Online agents struggling in Greenford and surrounding areas

The recent announcement of the departure of Purple Bricks CEO Michael Bruce underlines the trouble online agents are having in an unforgiving industry.

It was with much fanfare that Purple Bricks launched in the UK back in 2012 vowing to disrupt the current estate agency business model of bricks and mortar locations and personal relationships. With the backing of private capital, they invested millions into advertising to aggressively promote the business and gain market share. In 2015, they floated the company on the stock exchange and it soon soared in value to over £1 billion, it seemed they could do no wrong.

However, things soon began to fall apart. Following Mark Zuckerberg’s now-famous motto of ‘move fast and break things’, helped establish Purple Bricks into a recognisable brand, but it failed to convert this into market penetration. Recent research puts online agents’ market share at just 7% across the UK. Much of this has to do with what online agents are actually offering; once you peek behind the curtain of impressive ad campaigns and branding, you’ll find things aren’t all they’re cracked up to be. It seems upfront fees and a lack of meaningful human connection during what is likely to be one of the significant purchases of a buyer’s life failed to impress the public.
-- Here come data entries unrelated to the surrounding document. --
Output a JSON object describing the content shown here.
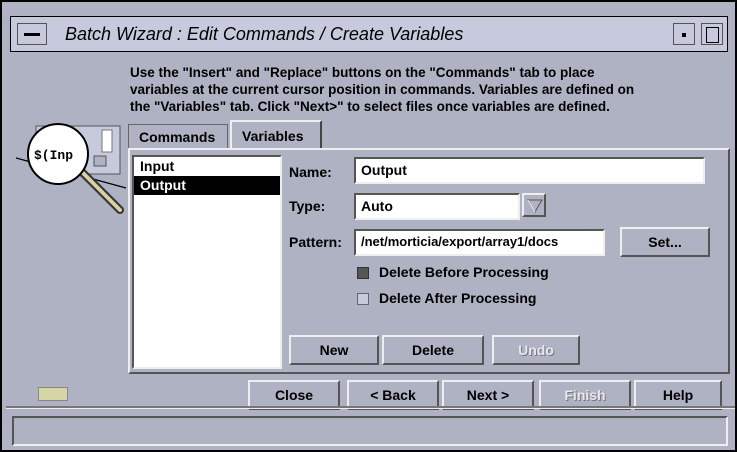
{
  "window": {
    "title": "Batch Wizard : Edit Commands / Create Variables"
  },
  "instructions": {
    "line1": "Use the \"Insert\" and \"Replace\" buttons on the \"Commands\" tab to place",
    "line2": "variables at the current cursor position in commands. Variables are defined on",
    "line3": "the \"Variables\" tab. Click \"Next>\" to select files once variables are defined."
  },
  "icon": {
    "magnifier_text": "$(Inp"
  },
  "tabs": {
    "commands": "Commands",
    "variables": "Variables",
    "active": "Variables"
  },
  "variables_list": {
    "items": [
      "Input",
      "Output"
    ],
    "selected": "Output"
  },
  "form": {
    "name_label": "Name:",
    "name_value": "Output",
    "type_label": "Type:",
    "type_value": "Auto",
    "pattern_label": "Pattern:",
    "pattern_value": "/net/morticia/export/array1/docs",
    "set_button": "Set...",
    "delete_before_label": "Delete Before Processing",
    "delete_before_checked": true,
    "delete_after_label": "Delete After Processing",
    "delete_after_checked": false
  },
  "list_buttons": {
    "new": "New",
    "delete": "Delete",
    "undo": "Undo"
  },
  "nav_buttons": {
    "close": "Close",
    "back": "< Back",
    "next": "Next >",
    "finish": "Finish",
    "help": "Help"
  },
  "colors": {
    "background": "#aeb2c3",
    "titlebar": "#c6cadc",
    "selection": "#000000",
    "indicator": "#d6d5a6"
  }
}
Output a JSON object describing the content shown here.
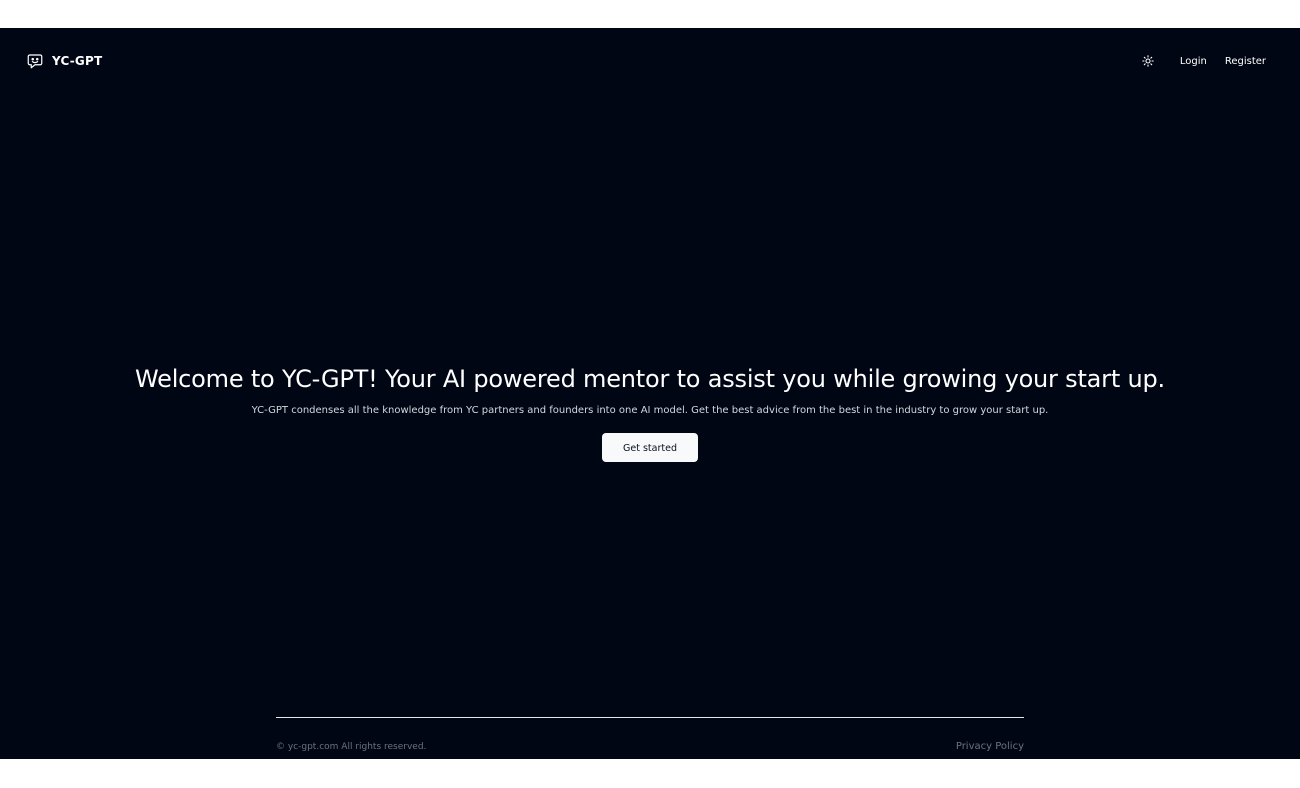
{
  "nav": {
    "brand_name": "YC-GPT",
    "brand_icon": "chatbot-face-icon",
    "theme_toggle_icon": "sun-icon",
    "links": [
      {
        "label": "Login"
      },
      {
        "label": "Register"
      }
    ]
  },
  "hero": {
    "title": "Welcome to YC-GPT! Your AI powered mentor to assist you while growing your start up.",
    "subtitle": "YC-GPT condenses all the knowledge from YC partners and founders into one AI model. Get the best advice from the best in the industry to grow your start up.",
    "cta_label": "Get started"
  },
  "footer": {
    "copyright": "© yc-gpt.com All rights reserved.",
    "privacy_label": "Privacy Policy"
  },
  "colors": {
    "background": "#010614",
    "text": "#ffffff",
    "muted": "#6b7280",
    "button_bg": "#f8f9fb"
  }
}
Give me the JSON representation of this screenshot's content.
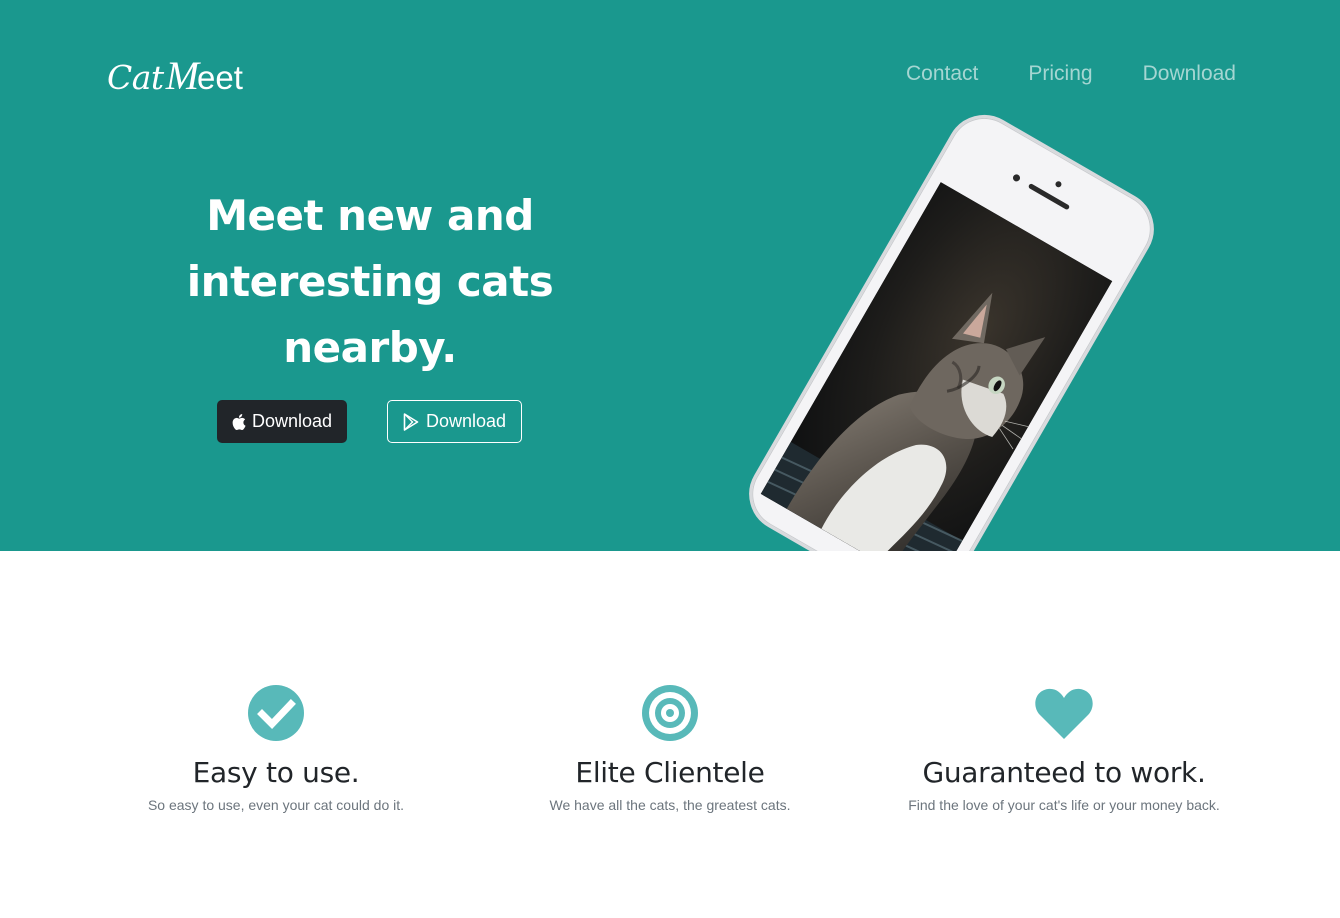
{
  "brand": {
    "part1": "Cat",
    "part2": "M",
    "part3": "eet"
  },
  "nav": {
    "items": [
      "Contact",
      "Pricing",
      "Download"
    ]
  },
  "hero": {
    "headline": [
      "Meet new and",
      "interesting cats",
      "nearby."
    ],
    "buttons": [
      {
        "label": "Download",
        "icon": "apple-icon"
      },
      {
        "label": "Download",
        "icon": "google-play-icon"
      }
    ],
    "phone_image": "cat-photo"
  },
  "features": [
    {
      "icon": "check-circle-icon",
      "title": "Easy to use.",
      "text": "So easy to use, even your cat could do it."
    },
    {
      "icon": "bullseye-icon",
      "title": "Elite Clientele",
      "text": "We have all the cats, the greatest cats."
    },
    {
      "icon": "heart-icon",
      "title": "Guaranteed to work.",
      "text": "Find the love of your cat's life or your money back."
    }
  ],
  "colors": {
    "primary": "#1a988e",
    "icon_accent": "#58b9b9",
    "dark_button": "#212529"
  }
}
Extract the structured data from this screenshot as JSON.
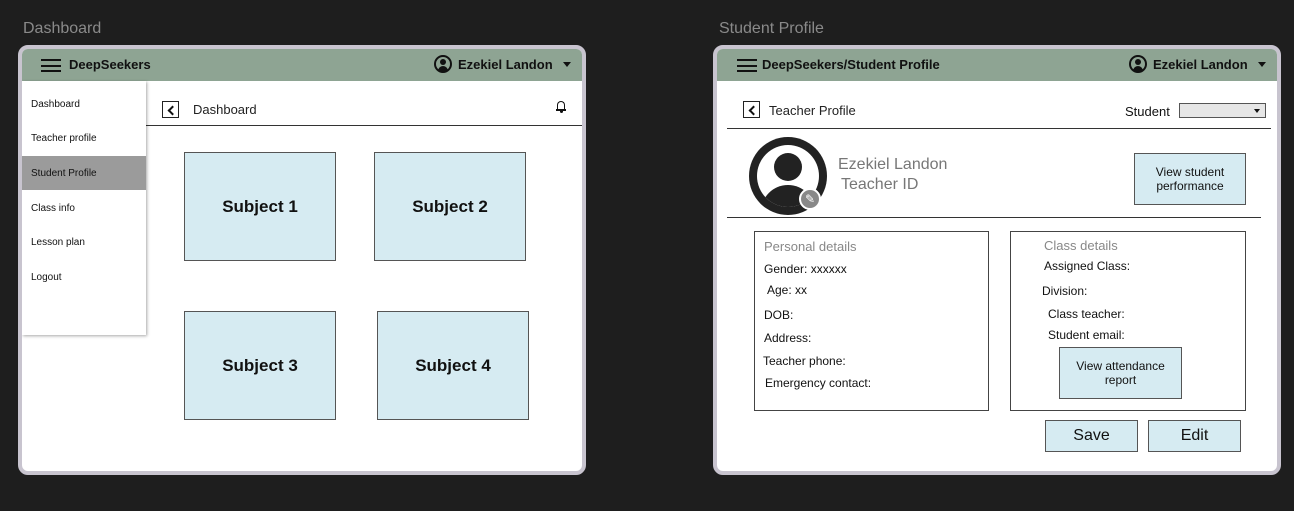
{
  "dashboard": {
    "frame_label": "Dashboard",
    "topbar": {
      "brand": "DeepSeekers",
      "user_name": "Ezekiel Landon"
    },
    "sidebar": {
      "items": [
        {
          "label": "Dashboard",
          "active": false
        },
        {
          "label": "Teacher profile",
          "active": false
        },
        {
          "label": "Student Profile",
          "active": true
        },
        {
          "label": "Class info",
          "active": false
        },
        {
          "label": "Lesson plan",
          "active": false
        },
        {
          "label": "Logout",
          "active": false
        }
      ]
    },
    "breadcrumb": "Dashboard",
    "subjects": [
      "Subject 1",
      "Subject 2",
      "Subject 3",
      "Subject 4"
    ]
  },
  "profile": {
    "frame_label": "Student Profile",
    "topbar": {
      "brand": "DeepSeekers/Student Profile",
      "user_name": "Ezekiel Landon"
    },
    "breadcrumb": "Teacher Profile",
    "student_label": "Student",
    "student_select_value": "",
    "name": "Ezekiel Landon",
    "teacher_id": "Teacher ID",
    "view_performance_label": "View student performance",
    "personal_details": {
      "heading": "Personal details",
      "fields": [
        "Gender: xxxxxx",
        "Age: xx",
        "DOB:",
        "Address:",
        "Teacher phone:",
        "Emergency contact:"
      ]
    },
    "class_details": {
      "heading": "Class details",
      "fields": [
        "Assigned Class:",
        "Division:",
        "Class teacher:",
        "Student email:"
      ]
    },
    "view_attendance_label": "View attendance report",
    "save_label": "Save",
    "edit_label": "Edit"
  },
  "colors": {
    "topbar": "#8ea493",
    "tile": "#d6ebf2",
    "active_sidebar": "#9b9b9b",
    "background": "#1e1e1e"
  }
}
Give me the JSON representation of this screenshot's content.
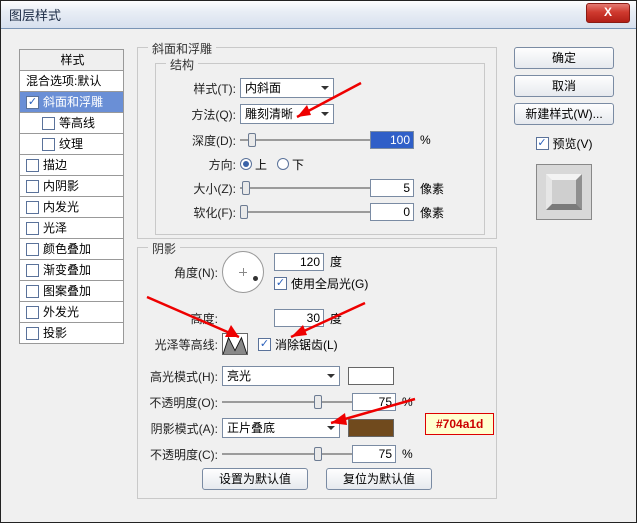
{
  "window": {
    "title": "图层样式"
  },
  "buttons": {
    "close_x": "X",
    "ok": "确定",
    "cancel": "取消",
    "new_style": "新建样式(W)...",
    "preview": "预览(V)",
    "set_default": "设置为默认值",
    "reset_default": "复位为默认值"
  },
  "styles_panel": {
    "header": "样式",
    "items": [
      {
        "id": "blend",
        "label": "混合选项:默认",
        "checked": null
      },
      {
        "id": "bevel",
        "label": "斜面和浮雕",
        "checked": true,
        "selected": true
      },
      {
        "id": "contour",
        "label": "等高线",
        "checked": false,
        "sub": true
      },
      {
        "id": "texture",
        "label": "纹理",
        "checked": false,
        "sub": true
      },
      {
        "id": "stroke",
        "label": "描边",
        "checked": false
      },
      {
        "id": "innershadow",
        "label": "内阴影",
        "checked": false
      },
      {
        "id": "innerglow",
        "label": "内发光",
        "checked": false
      },
      {
        "id": "satin",
        "label": "光泽",
        "checked": false
      },
      {
        "id": "coloroverlay",
        "label": "颜色叠加",
        "checked": false
      },
      {
        "id": "gradientoverlay",
        "label": "渐变叠加",
        "checked": false
      },
      {
        "id": "patternoverlay",
        "label": "图案叠加",
        "checked": false
      },
      {
        "id": "outerglow",
        "label": "外发光",
        "checked": false
      },
      {
        "id": "dropshadow",
        "label": "投影",
        "checked": false
      }
    ]
  },
  "bevel": {
    "title": "斜面和浮雕",
    "structure_title": "结构",
    "style_label": "样式(T):",
    "style_value": "内斜面",
    "technique_label": "方法(Q):",
    "technique_value": "雕刻清晰",
    "depth_label": "深度(D):",
    "depth_value": "100",
    "depth_unit": "%",
    "direction_label": "方向:",
    "direction_up": "上",
    "direction_down": "下",
    "size_label": "大小(Z):",
    "size_value": "5",
    "size_unit": "像素",
    "soften_label": "软化(F):",
    "soften_value": "0",
    "soften_unit": "像素"
  },
  "shading": {
    "title": "阴影",
    "angle_label": "角度(N):",
    "angle_value": "120",
    "angle_unit": "度",
    "use_global": "使用全局光(G)",
    "altitude_label": "高度:",
    "altitude_value": "30",
    "altitude_unit": "度",
    "gloss_contour_label": "光泽等高线:",
    "antialias_label": "消除锯齿(L)",
    "highlight_mode_label": "高光模式(H):",
    "highlight_mode_value": "亮光",
    "highlight_opacity_label": "不透明度(O):",
    "highlight_opacity_value": "75",
    "highlight_opacity_unit": "%",
    "shadow_mode_label": "阴影模式(A):",
    "shadow_mode_value": "正片叠底",
    "shadow_opacity_label": "不透明度(C):",
    "shadow_opacity_value": "75",
    "shadow_opacity_unit": "%"
  },
  "annotation": {
    "hex": "#704a1d"
  }
}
In the interim years, despite ploughing millions into advertising, Purple Bricks have only managed modest profits in the UK. That didn’t stop them continuing their aggressive expansion campaign overseas, launching in both the US and Australia. Ventures that were a step too far. Now only after three years they have announced they are leaving the Australian market after losing close to $18 million in the six months to October. They’ve also announced plans to scale back their operations in the US and refocus their efforts in the UK and Canada.

The turmoil has cost the CEO Michael Bruce his position and the company’s shares fell 12% on the news of his departure, following a steady decline that now values the company at £400 million, a long way from the £1 billion just a few short years ago. Things are going to continue to get worse before they get better, with UBS claiming the company will have to raise £100 million through fundraising to pay for the recent losses.

SAB Estates View

While we can understand why those selling their homes can be enticed by the idea of saving money on agent fees, we think sellers and buyers need to know exactly what they are, and what they are not, getting for their money.

Many online and hybrid agents are able to offer discounted prices to sell your home or let your property by not having a physical brick and mortar office. However, this discounts the value of being able to come in and sit with your agent, and talk to someone face to face whenever required.

Also, these discounted fees are often paid upfront before the agent has even provided a service. What incentive do they now have to sell your property or rent your second property? If they fail to sell your property, they still get paid and it is you the consumer who now has to find and pay someone else to sell your property. It’s a system with limited appeal and at SAB Estates we believe our clients value the personal relationship they have with us and the knowledge that we are compensated only after we have delivered a fantastic service.